Saturday, May 18, 2024

Part 5, Is There Too Much Legal Scholarship: What Accounts For Too Much of the Wrong Type of Scholarship

 

Part 5  Is There Too Much Legal Scholarship:  What Accounts for Too Much of the Wrong Type of Scholarship?

              A perfect academic storm has created this trouble state. Each facet is a necessary part. They are 1) the self-interest of administrators and professors, 2) the goals of law schools and law professors, 3) the narrow socioeconomic background of law professors and 4) the need to find some indicia of success. First, law professors are as self-interested as anyone else.  Many are ambitious and have the goal of being recognized, praised, and rising through the ranks of law schools. In terms of legal scholarship that means being published as much as possible in the highest ranked law review or by the most prestigious academic presses. It also requires picking the “right” kind of topic which nearly always means something theoretical or empirical. This is not only the way to “get ahead” for the professor,  it advances the reputation of the law school as well.

              Law school reputation is important not just to professors but perhaps more importantly to law school deans who are also self-interested and may define success as moving up through administrative ranks. This impact will be exacerbated by the inclusion of citation counts in U.S. News rankings.  The ranking of a law school is likely to be important to both University officials and law school students and graduates. Possibly the easiest to understand in this group are students and graduates. Employment opportunities and the value of a law degree in terms of earning power are likely to increase as a school moves up in the rankings. Finally, the students who select law review articles are likely to be interested in the ranking of the review which also influences article selection.

              It is interesting to focus for a moment on the role of institutions in encouraging (demanding) writing regardless of the topic or usefulness. This is actually rent-seeking behavior by institutions.  Rent is a term economists use to denote the payment for a resources above the least necessary to draw the resource into a specific type of production. In the case of monopolies. it can be profit. In fact, one of the costs of monopoly is the resources spent by parties vying to become the monopolist. This is rent seeking behavior. The defining characteristic of rent seeking is that welfare, profits, or some other benefit may change hands but the total does not increase. In legal education the competition is not for profits but for rankings. One school’s increase in the rankings means another school’s decline. In short, this competition between schools of which legal scholarship is a critical feature does not increase of overall welfare. Instead, the objective is recognition and any actual benefits are a fortunate coincidence.

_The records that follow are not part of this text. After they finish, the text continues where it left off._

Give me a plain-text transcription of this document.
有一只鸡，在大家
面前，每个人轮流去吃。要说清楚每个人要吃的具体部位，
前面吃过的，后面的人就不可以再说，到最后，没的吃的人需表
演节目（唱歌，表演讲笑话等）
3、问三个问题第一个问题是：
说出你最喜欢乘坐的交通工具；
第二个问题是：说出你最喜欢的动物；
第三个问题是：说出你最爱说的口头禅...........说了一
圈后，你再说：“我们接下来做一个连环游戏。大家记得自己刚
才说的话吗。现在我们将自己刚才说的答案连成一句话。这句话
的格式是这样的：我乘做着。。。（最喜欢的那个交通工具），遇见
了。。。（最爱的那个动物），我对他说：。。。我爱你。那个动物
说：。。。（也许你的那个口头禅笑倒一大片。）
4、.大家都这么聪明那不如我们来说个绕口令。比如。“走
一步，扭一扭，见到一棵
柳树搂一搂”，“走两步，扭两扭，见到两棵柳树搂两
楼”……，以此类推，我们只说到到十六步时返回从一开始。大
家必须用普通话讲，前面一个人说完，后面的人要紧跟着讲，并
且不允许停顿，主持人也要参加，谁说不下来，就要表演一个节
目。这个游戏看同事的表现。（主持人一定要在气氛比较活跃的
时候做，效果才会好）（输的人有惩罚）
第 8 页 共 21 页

There are two more elements of this perfect storm. The first is the socioeconomic background of those who become law professors. The second is a need for a method of comparison or ranking.  People who become law professors come disproportionately from a higher socioeconomic class than most others. They attended elite schools, clerked for judges and sometimes engaged in high level practice where clients are likely to be drawn from the wealthiest segments of society.   Unintentionally they are sheltered.  In simple terms, the universe of topics they are equipped to write about is a narrow one. This is further narrowed by lack of training in empirical analysis.  In one sense they are not well educated.  Articles on constitutional law or obscure contracts issues are far more in their wheel-house than articles on issues of poverty, class, prison conditions, and barriers to the poor.

The  final factor is that any meritocracy or pseudo meritocracy needs a way to determine merit.  The standard has to be something that those ranking can assess and which is viewed as difficult.  I am sure there is disagreement with this but I think it is safe to assume that law professors view theoretical work as more difficult or challenging than work with practical applications or even empirical work. Perhaps this is because of the unfortunate view of law school as comparable to graduate school and the perceived pressure to write at the lofty levels of those in conventional graduate programs.  In fact, a  more rational placement of what is now taught in law schools would be in the form of a jurisprudence department within a college of arts and sciences and a completely separate program dedicated to training those who want to practice law.